Outgoing President Audrey Cormack (CEP) has been succeeded by former Secretary-Treasurer Les Steel (CUPE). Joining the revamped executive is the AFL’s first youth representative, also a Local 401 member – Chris O’Halloran, from the Forest Lawn IGA in Calgary.
More: Doug O'Halloran, UFCW Canada Local 401
UFCW Canada Local 1518 is utilizing leaflets and its web site in addition to the grievance procedure to fight Canada Safeway’s failure to abide by the current collective agreement with its members. The local has collected hundreds of customer names on petitions after producing a flyer explaining the impact new scheduling policies are having on the quality of service in stores. The problem arises from general clerks, many with long service on day shifts, being moved to night crews to perform restocking and cleaning overnight, instead of during the day when customers need the service. Meanwhile, bargaining unit work is being performed during the day shifts by excluded management and service personnel.
More: Tom Fawkes, Andy Neufeld, UFCW Canada Lcoal 1518, www.ufcw1518.com
On April 22, 30 UFCW Canada Local 1288P members at the M&S Fooodservice distribution centre in Moncton ratified a new contract by 81%. New language will protect bargaining unit work and full-time jobs while restricting the number of part-time hours. The centre was formerly a unit of Sobey’s before the federal competition bureau ordered it sold.
On the same day, 21 members of the local at Northumberland Co-operative in Fredericton ratified their new contract by a margin of 89%. “These are both excellent agreements,” says Rick DeSaulniers, president of Local 1288P. “There are substantial improvements in language, benefits, and money.”
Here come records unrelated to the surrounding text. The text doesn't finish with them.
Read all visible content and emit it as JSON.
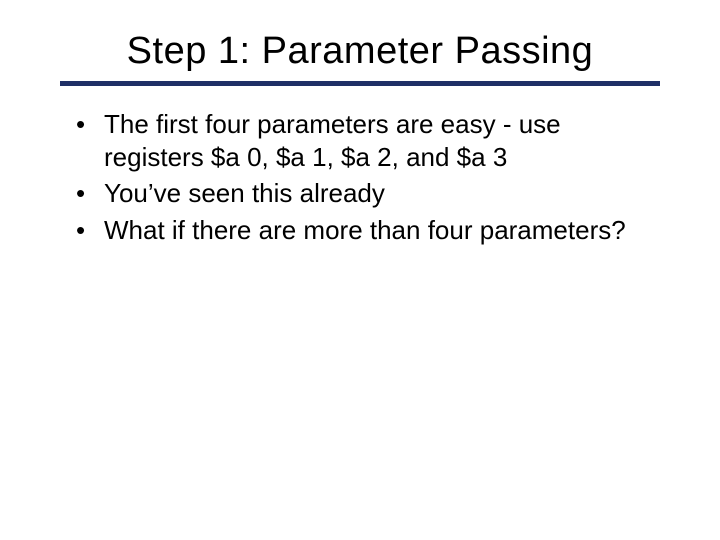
{
  "slide": {
    "title": "Step 1: Parameter Passing",
    "bullets": [
      "The first four parameters are easy - use registers $a 0, $a 1, $a 2, and $a 3",
      "You’ve seen this already",
      "What if there are more than four parameters?"
    ]
  }
}
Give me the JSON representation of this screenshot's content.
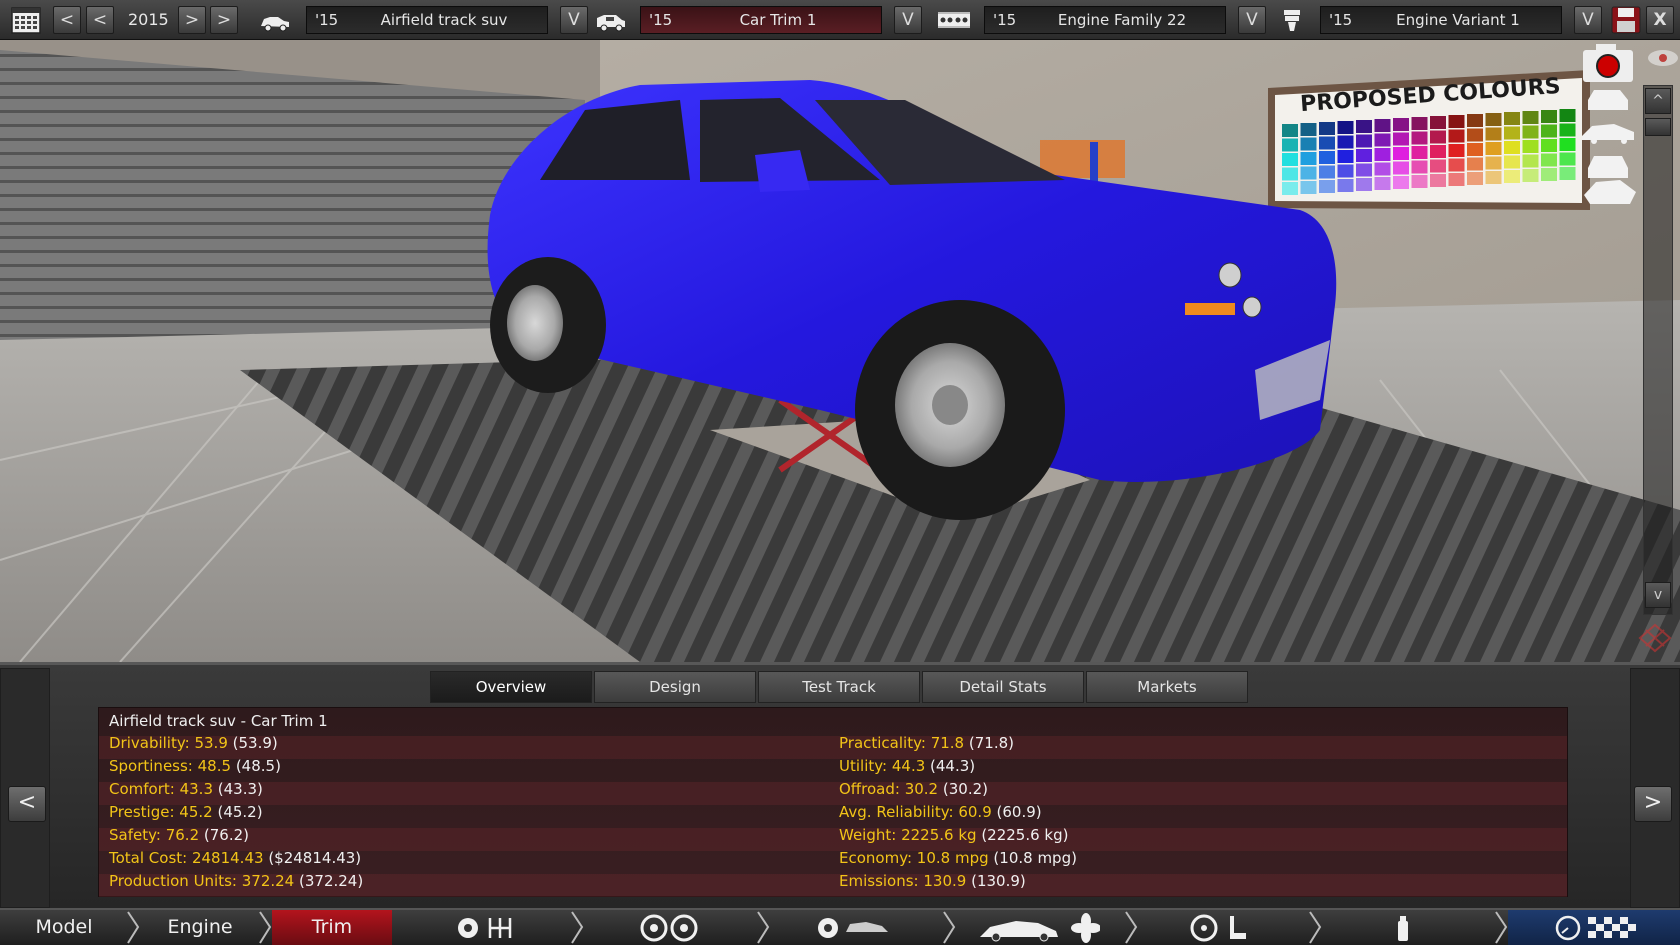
{
  "topbar": {
    "year": "2015",
    "model_combo": {
      "year": "'15",
      "name": "Airfield track suv"
    },
    "trim_combo": {
      "year": "'15",
      "name": "Car Trim 1"
    },
    "engine_combo": {
      "year": "'15",
      "name": "Engine Family 22"
    },
    "variant_combo": {
      "year": "'15",
      "name": "Engine Variant 1"
    },
    "prev_fast": "<",
    "prev": "<",
    "next": ">",
    "next_fast": ">",
    "dropdown": "V",
    "close": "X"
  },
  "viewport": {
    "poster_text": "PROPOSED COLOURS",
    "car_color": "#2a1ee8",
    "scroll_up": "^",
    "scroll_down": "v"
  },
  "tabs": [
    {
      "label": "Overview",
      "active": true
    },
    {
      "label": "Design",
      "active": false
    },
    {
      "label": "Test Track",
      "active": false
    },
    {
      "label": "Detail Stats",
      "active": false
    },
    {
      "label": "Markets",
      "active": false
    }
  ],
  "info": {
    "title": "Airfield track suv - Car Trim 1",
    "left": [
      {
        "key": "Drivability: 53.9",
        "val": "(53.9)"
      },
      {
        "key": "Sportiness: 48.5",
        "val": "(48.5)"
      },
      {
        "key": "Comfort: 43.3",
        "val": "(43.3)"
      },
      {
        "key": "Prestige: 45.2",
        "val": "(45.2)"
      },
      {
        "key": "Safety: 76.2",
        "val": "(76.2)"
      },
      {
        "key": "Total Cost: 24814.43",
        "val": "($24814.43)"
      },
      {
        "key": "Production Units: 372.24",
        "val": "(372.24)"
      }
    ],
    "right": [
      {
        "key": "Practicality: 71.8",
        "val": "(71.8)"
      },
      {
        "key": "Utility: 44.3",
        "val": "(44.3)"
      },
      {
        "key": "Offroad: 30.2",
        "val": "(30.2)"
      },
      {
        "key": "Avg. Reliability: 60.9",
        "val": "(60.9)"
      },
      {
        "key": "Weight: 2225.6 kg",
        "val": "(2225.6 kg)"
      },
      {
        "key": "Economy: 10.8 mpg",
        "val": "(10.8 mpg)"
      },
      {
        "key": "Emissions: 130.9",
        "val": "(130.9)"
      }
    ]
  },
  "panel_nav": {
    "prev": "<",
    "next": ">"
  },
  "bottombar": {
    "model": "Model",
    "engine": "Engine",
    "trim": "Trim",
    "accent": "#b3141d"
  }
}
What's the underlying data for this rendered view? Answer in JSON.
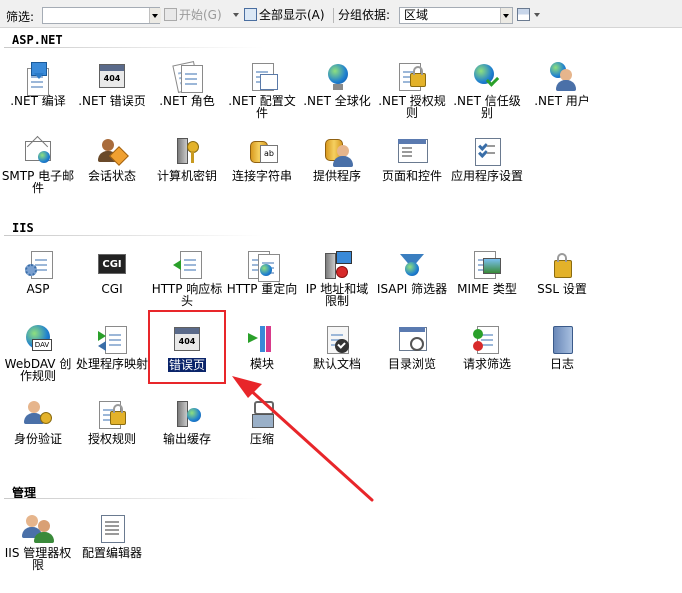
{
  "toolbar": {
    "filter_label": "筛选:",
    "filter_value": "",
    "start_label": "开始(G)",
    "show_all_label": "全部显示(A)",
    "group_by_label": "分组依据:",
    "group_by_value": "区域",
    "view_icon": "view-icon"
  },
  "sections": [
    {
      "title": "ASP.NET",
      "items": [
        {
          "label": ".NET 编译",
          "icon": "dotnet-compile-icon"
        },
        {
          "label": ".NET 错误页",
          "icon": "dotnet-error-page-icon"
        },
        {
          "label": ".NET 角色",
          "icon": "dotnet-roles-icon"
        },
        {
          "label": ".NET 配置文件",
          "icon": "dotnet-profile-icon"
        },
        {
          "label": ".NET 全球化",
          "icon": "dotnet-globalization-icon"
        },
        {
          "label": ".NET 授权规则",
          "icon": "dotnet-authorization-icon"
        },
        {
          "label": ".NET 信任级别",
          "icon": "dotnet-trust-level-icon"
        },
        {
          "label": ".NET 用户",
          "icon": "dotnet-users-icon"
        },
        {
          "label": "SMTP 电子邮件",
          "icon": "smtp-email-icon"
        },
        {
          "label": "会话状态",
          "icon": "session-state-icon"
        },
        {
          "label": "计算机密钥",
          "icon": "machine-key-icon"
        },
        {
          "label": "连接字符串",
          "icon": "connection-strings-icon"
        },
        {
          "label": "提供程序",
          "icon": "providers-icon"
        },
        {
          "label": "页面和控件",
          "icon": "pages-controls-icon"
        },
        {
          "label": "应用程序设置",
          "icon": "app-settings-icon"
        }
      ]
    },
    {
      "title": "IIS",
      "items": [
        {
          "label": "ASP",
          "icon": "asp-icon"
        },
        {
          "label": "CGI",
          "icon": "cgi-icon"
        },
        {
          "label": "HTTP 响应标头",
          "icon": "http-response-headers-icon"
        },
        {
          "label": "HTTP 重定向",
          "icon": "http-redirect-icon"
        },
        {
          "label": "IP 地址和域限制",
          "icon": "ip-domain-restrictions-icon"
        },
        {
          "label": "ISAPI 筛选器",
          "icon": "isapi-filters-icon"
        },
        {
          "label": "MIME 类型",
          "icon": "mime-types-icon"
        },
        {
          "label": "SSL 设置",
          "icon": "ssl-settings-icon"
        },
        {
          "label": "WebDAV 创作规则",
          "icon": "webdav-icon"
        },
        {
          "label": "处理程序映射",
          "icon": "handler-mappings-icon"
        },
        {
          "label": "错误页",
          "icon": "error-pages-icon",
          "selected": true
        },
        {
          "label": "模块",
          "icon": "modules-icon"
        },
        {
          "label": "默认文档",
          "icon": "default-document-icon"
        },
        {
          "label": "目录浏览",
          "icon": "directory-browsing-icon"
        },
        {
          "label": "请求筛选",
          "icon": "request-filtering-icon"
        },
        {
          "label": "日志",
          "icon": "logging-icon"
        },
        {
          "label": "身份验证",
          "icon": "authentication-icon"
        },
        {
          "label": "授权规则",
          "icon": "authorization-rules-icon"
        },
        {
          "label": "输出缓存",
          "icon": "output-caching-icon"
        },
        {
          "label": "压缩",
          "icon": "compression-icon"
        }
      ]
    },
    {
      "title": "管理",
      "items": [
        {
          "label": "IIS 管理器权限",
          "icon": "iis-manager-permissions-icon"
        },
        {
          "label": "配置编辑器",
          "icon": "configuration-editor-icon"
        }
      ]
    }
  ],
  "colors": {
    "selection": "#0a246a",
    "annotation": "#e8262a",
    "toolbar_bg": "#f0f0f0"
  }
}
More: Rick DeSaulniers, UFCW Local 1288P
Five UFCW Canada members are enrolled in Labour College of Canada’s Class of 2001, currently in session in Ottawa for a four-week residential program. They are: Cory Andress (Local 175, Guelph ON), Lise Bockstael (Local 401, Edmonton), Rob Nicholas (Local 175, Cobourg ON), David Noonan (Local 1977, Brantford ON), and Chris O’Halloran (Local 401, Calgary).